China science

Tamu Massif even more massive: world’s largest volcano almost same size as Japan, widest in solar system

Joint China-US team hails its birth as one of the most spectacular events in earth’s history, says it is larger than Olympus Mons on Mars by surface area, describes its creation as ‘a miracle’

PUBLISHED : Thursday, 24 March, 2016, 8:31am
UPDATED : Monday, 12 June, 2017, 12:53pm

The biggest volcano on earth is larger than was previously thought, with a surface area unmatched by any in our solar system, according to a joint study by researchers from China and the United States.

They hailed its birth as one of the most spectacular events in the history of our planet, and a “miracle” of creation given its rarity.

Tamu Massif, an extinct submarine shield volcano formed about 145 million years ago during the Late Jurassic period, is located 2 kilometres below sea level between Japan and Hawaii in the Pacific Ocean.

Although there is still some dispute as to whether it can be classified as a single volcano, the possibility of this was first suggested in September 2013 and corroborated by William Sager, a marine geophysicist from the department of earth and atmospheric sciences at the University of Houston.

But after analysing more seismic data and mapping the volcano’s underlying structure, the same team found they may have underestimated the volcano’s actual size.

They put the total area of the Shatsky Rise, an elevated oceanic plateau created after the Tamu Massif erupted, at 533,000 sq km. Tamu Massif is the largest mountain on the Shatsky Rise.

Previously, the volcano was considered to be smaller overall by 20 per cent than Olympus Mons on Mars, long hailed as the largest volcano discovered in our solar system. Tamu Massif reaches a height of 4km while Olympus Mons is 22km

WATCH: Dr William Sager returns to Tamu Massif in October 2015

But the new study, led by the Chinese Academy of Sciences’ South China Sea Institute of Oceanology in Guangzhou, in southern China’s Guangdong province, claims that the surface area of Tamu Massif should now be 80 per cent larger than its Martian relative.

“Tamu Massif created a much wider dome. It surpasses every other known volcano in the solar system in terms of surface area,” said Dr Zhang Jinchang, lead scientist of the new study, adding that it was hard to say for certain which one is larger overall in terms of mass.

Tamu Massif is about the size of Japan, larger than Olympus Mons, Zhang said.

The latest study was published in the journal Earth and Planetary Science Letters. Professor Jun Korenaga, a geologist at Yale University in the United States, co-authored the paper.

Volcanos of such magnitude are extremely rare, and were previously considered impossible on earth. The largest active volcano today is Mauna Loa in Hawaii, which has a base measuring about 5,000 sq km. It is only one seventieth the size of Tamu Massif

WATCH: the eruption of Hawaii’s Mauna Loa, the world’s largest active volcano

Moreover, of the two ways volcanoes were known to be formed, neither was considered able to generate enough substance from the earth’s mantle - a silicate rocky shell measuring thousands of kilometres thick - to form one of such magnitude as Tamu Massif.

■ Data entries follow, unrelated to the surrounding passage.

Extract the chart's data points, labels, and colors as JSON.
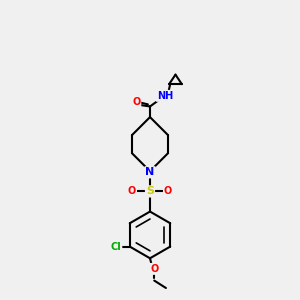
{
  "bg_color": "#f0f0f0",
  "bond_color": "#000000",
  "bond_width": 1.5,
  "atom_colors": {
    "O": "#ff0000",
    "N": "#0000ff",
    "S": "#cccc00",
    "Cl": "#00aa00",
    "C": "#000000",
    "H": "#008888"
  },
  "figsize": [
    3.0,
    3.0
  ],
  "dpi": 100
}
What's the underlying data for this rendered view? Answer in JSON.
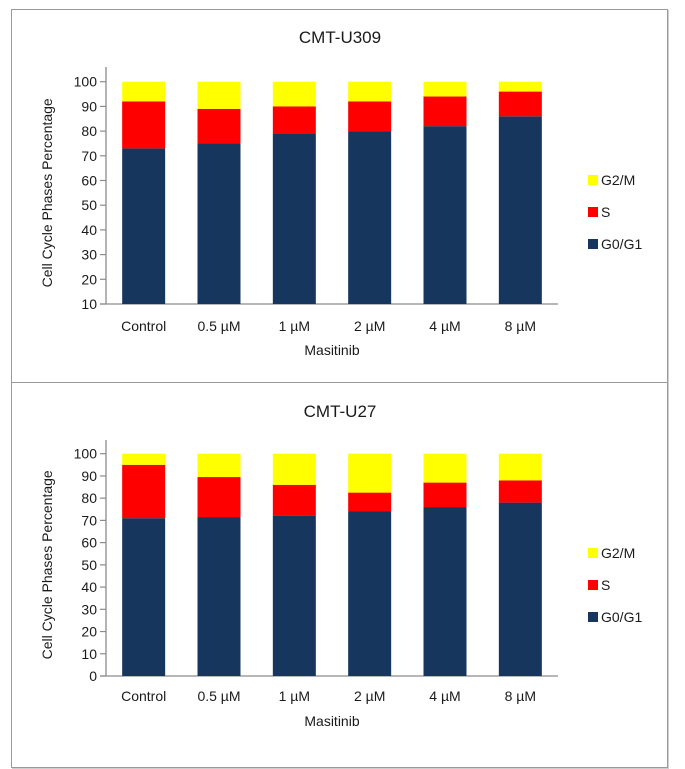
{
  "chart_data": [
    {
      "type": "bar",
      "stacked": true,
      "title": "CMT-U309",
      "xlabel": "Masitinib",
      "ylabel": "Cell Cycle Phases Percentage",
      "categories": [
        "Control",
        "0.5 µM",
        "1 µM",
        "2 µM",
        "4 µM",
        "8 µM"
      ],
      "ylim": [
        10,
        100
      ],
      "yticks": [
        10,
        20,
        30,
        40,
        50,
        60,
        70,
        80,
        90,
        100
      ],
      "grid": false,
      "legend_position": "right",
      "series": [
        {
          "name": "G0/G1",
          "color": "#17365D",
          "values": [
            73,
            75,
            79,
            80,
            82,
            86
          ]
        },
        {
          "name": "S",
          "color": "#FF0000",
          "values": [
            19,
            14,
            11,
            12,
            12,
            10
          ]
        },
        {
          "name": "G2/M",
          "color": "#FFFF00",
          "values": [
            8,
            11,
            10,
            8,
            6,
            4
          ]
        }
      ],
      "legend_order": [
        "G2/M",
        "S",
        "G0/G1"
      ]
    },
    {
      "type": "bar",
      "stacked": true,
      "title": "CMT-U27",
      "xlabel": "Masitinib",
      "ylabel": "Cell Cycle Phases Percentage",
      "categories": [
        "Control",
        "0.5 µM",
        "1 µM",
        "2 µM",
        "4 µM",
        "8 µM"
      ],
      "ylim": [
        0,
        100
      ],
      "yticks": [
        0,
        10,
        20,
        30,
        40,
        50,
        60,
        70,
        80,
        90,
        100
      ],
      "grid": false,
      "legend_position": "right",
      "series": [
        {
          "name": "G0/G1",
          "color": "#17365D",
          "values": [
            71,
            71.5,
            72,
            74,
            76,
            78
          ]
        },
        {
          "name": "S",
          "color": "#FF0000",
          "values": [
            24,
            18,
            14,
            8.5,
            11,
            10
          ]
        },
        {
          "name": "G2/M",
          "color": "#FFFF00",
          "values": [
            5,
            10.5,
            14,
            17.5,
            13,
            12
          ]
        }
      ],
      "legend_order": [
        "G2/M",
        "S",
        "G0/G1"
      ]
    }
  ]
}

Scab theory posits that a volcano is created after the earth’s crust is torn open by the shifting of tectonic plates, allowing lava to bubble up to the surface; pimple theory states that magma moves up through a tunnel in the crust and piles in a heap on the surface.

“We are speculating that Tamu Massif may have been formed by the two mechanisms working together,” Zhang said.

“The effect would be similar to pricking the same pimple with a knife again and again for several million years,” he said.

“The chance of such an event occurring is very low - no more than one in a thousand, so it’s something of a miracle.”

Tamu Massif became extinct sometime during the Early Cretaceous period, which ended 100 million years ago, meaning it “died” just a few million years after it was born.

Fossils of marine creatures found in the underwater dome suggest its peak may, at the time, have been above the surface of the water. As such, dinosaurs could have witnessed its spectacular eruption.

But Zhang said there is no chance of the volcano coming back to life.

His study found that the Mohorovic Discontinuity (often abbreviated to Moho), a boundary between the earth’s crust and mantle, descended over 30km below the base of Tamu Massif. This would create an almost impenetrable barrier between deposits of magma and the ocean floor, he said.

Professor Zhai Shikui, a marine geologist with the Ocean University of China in Qingdao, Shandong province, praised the study for mapping the internal structure of the Shatsky Rise for the first time, but said more solid evidence would be needed to support any claim that it is a single volcano.

“Seismic analysis cannot completely rule out the possibility that [its] unique structure was created by more than one volcano. The most direct and solid evidence would need to be rock samples,” he said.